The slowest task that the analyser does so far is sync scanning. But bear in mind the actual analysation part is not written yet.

Sync

See hereto understand what a sync is.

Sync Sets

Different formats tend to use different styles of syncing that vary in different ways:

  • Lead clocking
  • Amount of sync
  • Value of sync
  • Various syncs grouped together, commencing with data
  • etc...

We define all these parameters in terms of a “sync set”. This information is used to filter the scan result and it produces a very small amount of spots on a track (sometimes the exact positions, sometimes a bit more), where the area is likely to have valid data parts.

Sync Scanning

Remember from the last WIP that the track (format) is made up of a varying amount (one or more) of blocks. Sync scanning is basically the process of finding the sync values on a track, and thus finding the block areas.

Finding syncs normally produces a high volume of data, especially on formats where the encoding produces them. This is normally a few hundred, but in extreme cases it can be tens of thousands.
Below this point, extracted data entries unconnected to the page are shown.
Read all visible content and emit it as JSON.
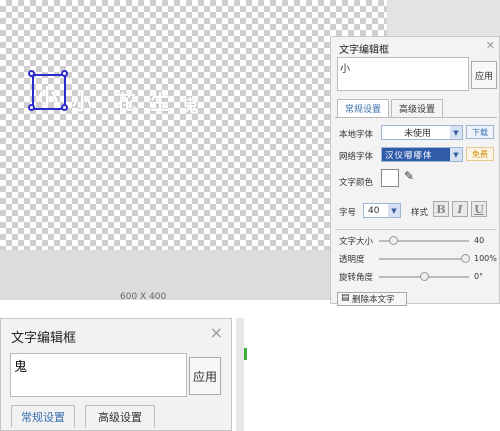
{
  "canvas": {
    "size_label": "600 X 400",
    "text_chars": [
      "小",
      "小",
      "花",
      "生",
      "鬼"
    ]
  },
  "panel": {
    "title": "文字编辑框",
    "close_icon": "close-icon",
    "input_value": "小",
    "apply_label": "应用",
    "tabs": [
      {
        "label": "常规设置",
        "active": true
      },
      {
        "label": "高级设置",
        "active": false
      }
    ],
    "local_font_label": "本地字体",
    "local_font_value": "未使用",
    "download_label": "下载",
    "web_font_label": "网络字体",
    "web_font_value": "汉仪嘟嘟体",
    "free_label": "免费",
    "color_label": "文字颜色",
    "size_label": "字号",
    "size_value": "40",
    "style_label": "样式",
    "style_buttons": [
      "B",
      "I",
      "U"
    ],
    "sliders": [
      {
        "label": "文字大小",
        "value": "40",
        "fraction": 0.15
      },
      {
        "label": "透明度",
        "value": "100%",
        "fraction": 0.95
      },
      {
        "label": "旋转角度",
        "value": "0°",
        "fraction": 0.5
      }
    ],
    "delete_label": "删除本文字"
  },
  "dialog": {
    "title": "文字编辑框",
    "close_symbol": "×",
    "input_value": "鬼",
    "apply_label": "应用",
    "tabs": [
      {
        "label": "常规设置",
        "active": true
      },
      {
        "label": "高级设置",
        "active": false
      }
    ]
  },
  "colors": {
    "accent": "#3a6fb0",
    "selection": "#2a2ad0"
  }
}
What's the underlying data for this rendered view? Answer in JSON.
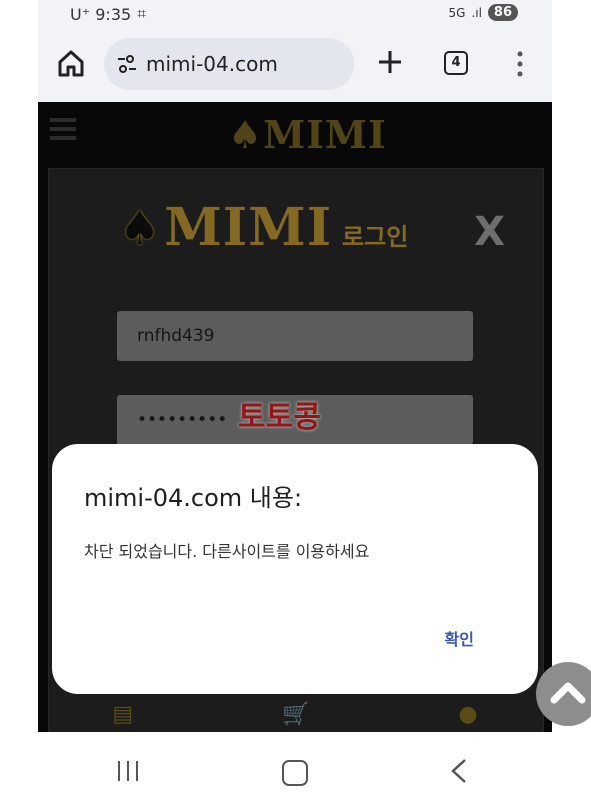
{
  "status": {
    "carrier_time": "U⁺ 9:35",
    "network": "5G",
    "battery": "86"
  },
  "browser": {
    "url": "mimi-04.com",
    "tab_count": "4"
  },
  "page": {
    "top_logo": "♠MIMI",
    "modal": {
      "brand": "MIMI",
      "login_label": "로그인",
      "close_label": "X",
      "username_value": "rnfhd439",
      "password_value": "•••••••••"
    },
    "watermark": "토토콩"
  },
  "dialog": {
    "title": "mimi-04.com 내용:",
    "message": "차단 되었습니다. 다른사이트를 이용하세요",
    "ok_label": "확인"
  },
  "colors": {
    "accent_gold": "#c9a234",
    "dialog_button": "#3a5aa8",
    "watermark_red": "#e32222"
  }
}
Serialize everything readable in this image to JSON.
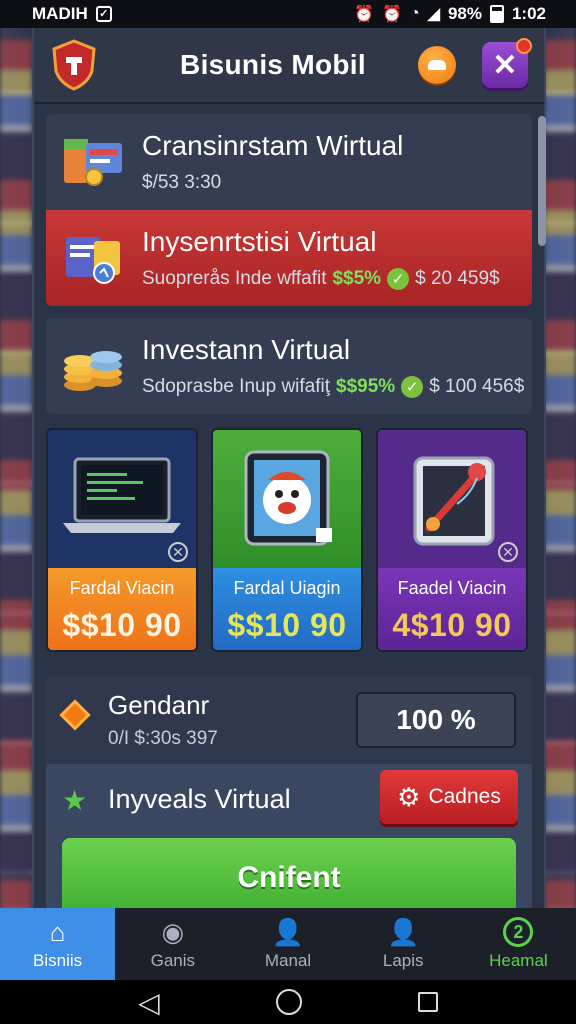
{
  "status_bar": {
    "carrier": "MADIH",
    "battery": "98%",
    "time": "1:02"
  },
  "header": {
    "title": "Bisunis Mobil"
  },
  "list": [
    {
      "title": "Cransinrstam Wirtual",
      "subtitle": "$/53 3:30"
    },
    {
      "title": "Inysenrtstisi Virtual",
      "subtitle": "Suoprerås Inde wffafit",
      "green": "$$5%",
      "amount": "$ 20 459$"
    },
    {
      "title": "Investann Virtual",
      "subtitle": "Sdoprasbe Inup wifafiţ",
      "green": "$$95%",
      "amount": "$ 100 456$"
    }
  ],
  "tiles": [
    {
      "label": "Fardal Viacin",
      "price": "$$10 90"
    },
    {
      "label": "Fardal Uiagin",
      "price": "$$10 90"
    },
    {
      "label": "Faadel Viacin",
      "price": "4$10 90"
    }
  ],
  "gendanr": {
    "title": "Gendanr",
    "subtitle": "0/I $:30s 397",
    "percent": "100 %"
  },
  "invest": {
    "title": "Inyveals Virtual",
    "settings_label": "Cadnes",
    "confirm_label": "Cnifent"
  },
  "nav": [
    {
      "label": "Bisniis",
      "icon": "home-icon"
    },
    {
      "label": "Ganis",
      "icon": "check-circle-icon"
    },
    {
      "label": "Manal",
      "icon": "user-icon"
    },
    {
      "label": "Lapis",
      "icon": "user-icon"
    },
    {
      "label": "Heamal",
      "icon": "badge-2-icon",
      "badge": "2"
    }
  ],
  "colors": {
    "accent_blue": "#3f8ee8",
    "danger_red": "#c93838",
    "success_green": "#5ad24a",
    "panel": "#2b3346"
  }
}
Therefore filtering must be applied to the data or “table” produced by the sync scan.

This pre-processing significantly reduces the possible areas on a track to commence with the decoding of data. Sync scanning refers to both the scanning and the filtering algorithms together.

Brute Force Method

There are a few cases when the sync scanning technique does not work, specifically where syncs are just normal data values. For these cases a brute force method is used to find data areas and it is based on finding encoded data and finding the clocking (or gap) preceding the data area. This method is necessary to catch the data/sync properly and can find pretty much everything on a track. It does take a lot more time to do since the scanning produces a high amount of possible spots for the filtering.

The Problem

This task as a whole is unavoidable. The problem is that it takes a few seconds for each known block type (i.e. every different block structure encountered) and it will quickly become rather unusable, especially when the analyser contains a few hundred block descriptors.

Imagine this:

168 tracks
  x hundreds of scans
  x multiple blocks per track
  x a few seconds each block
--------------------------
  = ...

You can do the maths, it will be easily hours to analyse each disk image for just this task. With this in mind, a caching system was developed this week that enables the analyser to fully decide if a “sync set” already applies to the raw data and therefore can be re-used. This is possible if it contains at least the required data, or more from a previous scan.

This is now all implemented and working; scans are only done when it is unavoidable. This reduces the few hundred complete scans per track to about the number of predefined valid sync sets (10-20 at most). Not the same amount, since the data descriptor may contain syncs that are out of range for the sync set; in that case the analyser automatically creates a temporary sync set and applies that to the data, instead of the preset one.

Next comes search mask creation and data matching. Everything else works, it goes as far as taking all the steps required for block analysing (but does not actually do it yet).